Asian Development Bank has published Asian Development Outlook 2019.

Key Findings:

  • ADB has cut India’s growth forecast to 7.2% for 2019-20 because of a slower-than-expected pickup in investment demand.
  • The growth rate in Financial Year 2020-21 is likely to be 7.3%.
  • India will remain the fastest growing major economy, as China is projected to grow at 6.3% in 2019. India’s strong growth is because of strong household spending and corporate fundamentals. Strong household spending– Income support to farmers, hikes in procurement prices for food grains, and tax relief to taxpayers earning less than Rs 5 lakh, declining fuel and food prices.
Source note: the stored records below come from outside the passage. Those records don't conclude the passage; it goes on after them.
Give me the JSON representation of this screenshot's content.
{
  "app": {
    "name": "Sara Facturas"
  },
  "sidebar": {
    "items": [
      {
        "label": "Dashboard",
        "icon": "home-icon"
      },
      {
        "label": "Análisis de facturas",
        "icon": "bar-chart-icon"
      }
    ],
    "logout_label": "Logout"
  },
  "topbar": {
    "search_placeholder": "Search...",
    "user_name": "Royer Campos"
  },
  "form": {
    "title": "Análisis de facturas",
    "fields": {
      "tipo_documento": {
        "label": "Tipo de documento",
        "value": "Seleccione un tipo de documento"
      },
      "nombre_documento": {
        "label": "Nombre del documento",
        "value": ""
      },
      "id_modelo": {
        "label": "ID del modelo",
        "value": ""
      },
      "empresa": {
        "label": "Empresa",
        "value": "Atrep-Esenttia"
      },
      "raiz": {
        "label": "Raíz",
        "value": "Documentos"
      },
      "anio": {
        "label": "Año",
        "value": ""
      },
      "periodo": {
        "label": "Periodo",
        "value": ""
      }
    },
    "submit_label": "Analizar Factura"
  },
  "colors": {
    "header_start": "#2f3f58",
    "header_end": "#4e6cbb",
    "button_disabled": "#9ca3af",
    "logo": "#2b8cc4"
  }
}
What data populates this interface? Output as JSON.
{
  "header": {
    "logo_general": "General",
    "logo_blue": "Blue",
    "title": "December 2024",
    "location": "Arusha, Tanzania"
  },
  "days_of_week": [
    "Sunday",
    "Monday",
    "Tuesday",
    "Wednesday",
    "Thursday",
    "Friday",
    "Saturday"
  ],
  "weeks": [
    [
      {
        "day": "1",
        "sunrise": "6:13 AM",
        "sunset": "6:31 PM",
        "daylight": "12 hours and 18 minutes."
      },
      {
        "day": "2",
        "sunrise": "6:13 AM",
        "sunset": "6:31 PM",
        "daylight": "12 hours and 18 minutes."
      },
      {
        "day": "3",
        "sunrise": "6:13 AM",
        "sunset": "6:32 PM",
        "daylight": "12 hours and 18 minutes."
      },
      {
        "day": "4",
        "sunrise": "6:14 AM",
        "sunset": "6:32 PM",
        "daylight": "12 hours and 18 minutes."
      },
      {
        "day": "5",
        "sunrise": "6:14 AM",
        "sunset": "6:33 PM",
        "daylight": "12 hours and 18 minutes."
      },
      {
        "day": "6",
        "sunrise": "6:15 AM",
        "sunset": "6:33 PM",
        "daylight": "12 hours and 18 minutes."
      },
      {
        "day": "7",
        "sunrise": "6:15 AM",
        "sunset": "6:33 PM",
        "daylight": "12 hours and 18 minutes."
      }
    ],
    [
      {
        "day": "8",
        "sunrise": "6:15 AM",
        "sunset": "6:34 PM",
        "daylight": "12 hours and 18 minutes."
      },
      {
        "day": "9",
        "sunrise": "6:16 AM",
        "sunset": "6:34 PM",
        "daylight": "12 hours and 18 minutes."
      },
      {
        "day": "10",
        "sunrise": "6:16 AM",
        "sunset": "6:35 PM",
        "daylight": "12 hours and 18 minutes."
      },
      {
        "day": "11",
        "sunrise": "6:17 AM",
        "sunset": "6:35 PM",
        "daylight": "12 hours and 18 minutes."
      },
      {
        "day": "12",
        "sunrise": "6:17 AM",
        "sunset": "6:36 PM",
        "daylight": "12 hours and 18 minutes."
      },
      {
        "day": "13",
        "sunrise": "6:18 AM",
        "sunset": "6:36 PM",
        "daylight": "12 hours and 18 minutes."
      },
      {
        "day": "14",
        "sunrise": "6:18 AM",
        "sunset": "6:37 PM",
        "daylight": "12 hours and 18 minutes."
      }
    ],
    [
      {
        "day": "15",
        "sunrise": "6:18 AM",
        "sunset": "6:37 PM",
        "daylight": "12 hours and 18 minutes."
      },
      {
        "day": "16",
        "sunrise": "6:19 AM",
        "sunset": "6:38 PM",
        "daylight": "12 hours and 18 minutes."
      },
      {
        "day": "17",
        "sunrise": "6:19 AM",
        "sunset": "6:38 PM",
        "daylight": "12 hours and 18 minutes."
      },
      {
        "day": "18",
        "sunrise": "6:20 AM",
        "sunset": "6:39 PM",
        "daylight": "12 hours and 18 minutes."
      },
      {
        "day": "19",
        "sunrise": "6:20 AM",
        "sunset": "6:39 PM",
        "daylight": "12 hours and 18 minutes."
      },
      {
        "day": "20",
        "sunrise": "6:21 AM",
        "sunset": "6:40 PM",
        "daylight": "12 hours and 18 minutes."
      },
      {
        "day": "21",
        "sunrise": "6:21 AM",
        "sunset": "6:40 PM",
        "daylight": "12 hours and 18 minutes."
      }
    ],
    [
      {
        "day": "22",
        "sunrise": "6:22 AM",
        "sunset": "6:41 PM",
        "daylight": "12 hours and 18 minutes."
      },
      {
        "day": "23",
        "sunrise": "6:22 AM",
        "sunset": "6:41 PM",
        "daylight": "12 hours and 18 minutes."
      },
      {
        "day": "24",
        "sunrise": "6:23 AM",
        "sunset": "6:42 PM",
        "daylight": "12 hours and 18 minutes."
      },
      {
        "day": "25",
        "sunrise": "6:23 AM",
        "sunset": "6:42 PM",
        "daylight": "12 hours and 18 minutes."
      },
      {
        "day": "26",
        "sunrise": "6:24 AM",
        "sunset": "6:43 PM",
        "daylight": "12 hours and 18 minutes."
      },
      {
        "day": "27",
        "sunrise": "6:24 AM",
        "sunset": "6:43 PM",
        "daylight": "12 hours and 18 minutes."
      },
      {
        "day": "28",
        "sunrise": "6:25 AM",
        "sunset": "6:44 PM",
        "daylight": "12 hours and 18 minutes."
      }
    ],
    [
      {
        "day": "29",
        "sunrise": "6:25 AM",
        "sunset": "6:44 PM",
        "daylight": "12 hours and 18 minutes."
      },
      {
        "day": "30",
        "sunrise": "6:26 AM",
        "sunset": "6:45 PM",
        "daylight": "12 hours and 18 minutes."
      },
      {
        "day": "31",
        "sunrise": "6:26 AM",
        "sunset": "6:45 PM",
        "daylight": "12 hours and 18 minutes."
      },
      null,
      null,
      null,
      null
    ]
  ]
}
Strong corporate fundamentals– An increase in utilization of production capacity by firms, falling levels of stressed assets held by banks and easing of credit restrictions on certain banks, is expected to help investment grow at a healthy rate. Imports are expected to rise mainly due to stronger domestic demand, while a growth slowdown in India’s key export destinations would dent export growth.
  • The current account deficit is expected to widen a bit to 2.4% of GDP in FY2019 and 2.5% of GDP in FY2020. The inflation is expected to average around 4% in the first half of FY2019, and therefore the Reserve Bank would have some room for lowering policy rates further increasing credit.


  • The Asian Development Bank (ADB) is a regional development bank established on 19 December 1966. ADB is headquartered in Manila, Philippines.
  • It aims to promote social and economic development in Asia. ADB now has 67 members, of which 48 are from within Asia and the Pacific and 19 outside. Japan holds the largest proportion of shares in ADB followed by the USA.